Magnitude and complexity of rectal mucosa HIV-1-specific CD8+ T-cell responses during chronic infection reflect clinical status

J. William Critchfield; Delandy H. Young; Timothy L. Hayes; Jerome V. Braun; Juan Carlos Garcia; Richard B Pollard; Barbara Shacklett

doi:10.1371/journal.pone.0003577

Magnitude and complexity of rectal mucosa HIV-1-specific CD8+ T-cell responses during chronic infection reflect clinical status

J. William Critchfield, Delandy H. Young, Timothy L. Hayes, Jerome V. Braun, Juan Carlos Garcia, Richard B Pollard, Barbara Shacklett

Research output: Contribution to journal › Article

45 Citations (Scopus)

Abstract

Background: The intestinal mucosa displays robust virus replication and pronounced CD4+ T-cell loss during acute human immunodeficiency virus type 1 (HIV-1) infection. The ability of HIV-specific CD8+ T-cells to modulate disease course has prompted intensive study, yet the significance of virus-specific CD8+ T-cells in mucosal sites remains unclear.

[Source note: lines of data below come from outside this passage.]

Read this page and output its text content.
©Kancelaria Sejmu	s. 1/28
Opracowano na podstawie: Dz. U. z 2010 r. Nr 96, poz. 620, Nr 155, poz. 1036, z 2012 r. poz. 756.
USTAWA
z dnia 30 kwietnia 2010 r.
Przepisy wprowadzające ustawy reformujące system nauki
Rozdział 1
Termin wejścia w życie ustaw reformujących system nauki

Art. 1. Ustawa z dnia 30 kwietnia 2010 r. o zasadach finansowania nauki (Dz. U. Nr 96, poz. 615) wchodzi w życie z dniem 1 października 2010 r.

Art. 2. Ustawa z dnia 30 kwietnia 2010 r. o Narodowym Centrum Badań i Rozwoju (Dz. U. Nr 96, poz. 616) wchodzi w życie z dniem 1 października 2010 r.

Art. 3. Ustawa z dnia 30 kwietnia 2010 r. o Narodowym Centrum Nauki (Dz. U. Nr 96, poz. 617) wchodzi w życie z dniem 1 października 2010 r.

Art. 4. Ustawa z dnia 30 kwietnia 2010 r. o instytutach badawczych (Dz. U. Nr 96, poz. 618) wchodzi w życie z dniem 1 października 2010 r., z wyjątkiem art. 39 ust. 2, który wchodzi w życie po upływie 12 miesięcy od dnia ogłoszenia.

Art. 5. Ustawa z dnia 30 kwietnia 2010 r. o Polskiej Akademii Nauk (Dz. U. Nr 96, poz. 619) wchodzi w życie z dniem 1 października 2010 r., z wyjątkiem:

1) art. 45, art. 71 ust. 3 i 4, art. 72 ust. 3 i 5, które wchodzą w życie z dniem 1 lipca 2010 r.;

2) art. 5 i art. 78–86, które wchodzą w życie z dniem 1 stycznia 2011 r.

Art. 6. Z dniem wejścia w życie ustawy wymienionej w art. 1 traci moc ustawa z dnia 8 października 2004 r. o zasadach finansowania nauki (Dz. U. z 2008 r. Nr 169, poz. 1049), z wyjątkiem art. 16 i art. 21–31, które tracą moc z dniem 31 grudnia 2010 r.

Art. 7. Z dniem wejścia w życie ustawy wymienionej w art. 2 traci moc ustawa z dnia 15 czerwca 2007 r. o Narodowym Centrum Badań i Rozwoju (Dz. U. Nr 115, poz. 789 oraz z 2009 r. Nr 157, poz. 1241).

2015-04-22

Methods and Findings: We evaluated five distinct effector functions of HIVgag-specific CD8+ T-cells in rectal mucosa and blood, individually and in combination, in relationship to clinical status and antiretroviral therapy (ART). In subjects not on ART, the percentage of rectal Gag-specific CD8+ T-cells capable of 3, 4 or 5 simultaneous effector functions was significantly related to blood CD4 count and inversely related to plasma viral load (PVL) (p,0.05). Polyfunctional rectal CD8+ T-cells expressed higher levels of MIP-1β and CD107a on a per cell basis than mono- or bifunctional cells. The production of TNFα, IFN-γ, and CD107a by Gag-specific rectal CD8+ T-cells each correlated inversely (p<0.05) with PVL, and MIP-1β expression revealed a similar trend. CD107a and IFN-γ production were positively related to blood CD4 count (p<0.05), with MIP-1β showing a similar trend. IL-2 production by rectal CD8+ T-cells was highly variable and generally low, and showed no relationship to viral load or blood CD4 count. Conclusions: The polyfunctionality of rectal Gag-specific CD8+ T-cells appears to be related to blood CD4 count and inversely related to PVL. The extent to which these associations reflect causality remains to be determined; nevertheless, our data suggest a potentially important role for mucosal T-cells in limiting virus replication during chronic infection.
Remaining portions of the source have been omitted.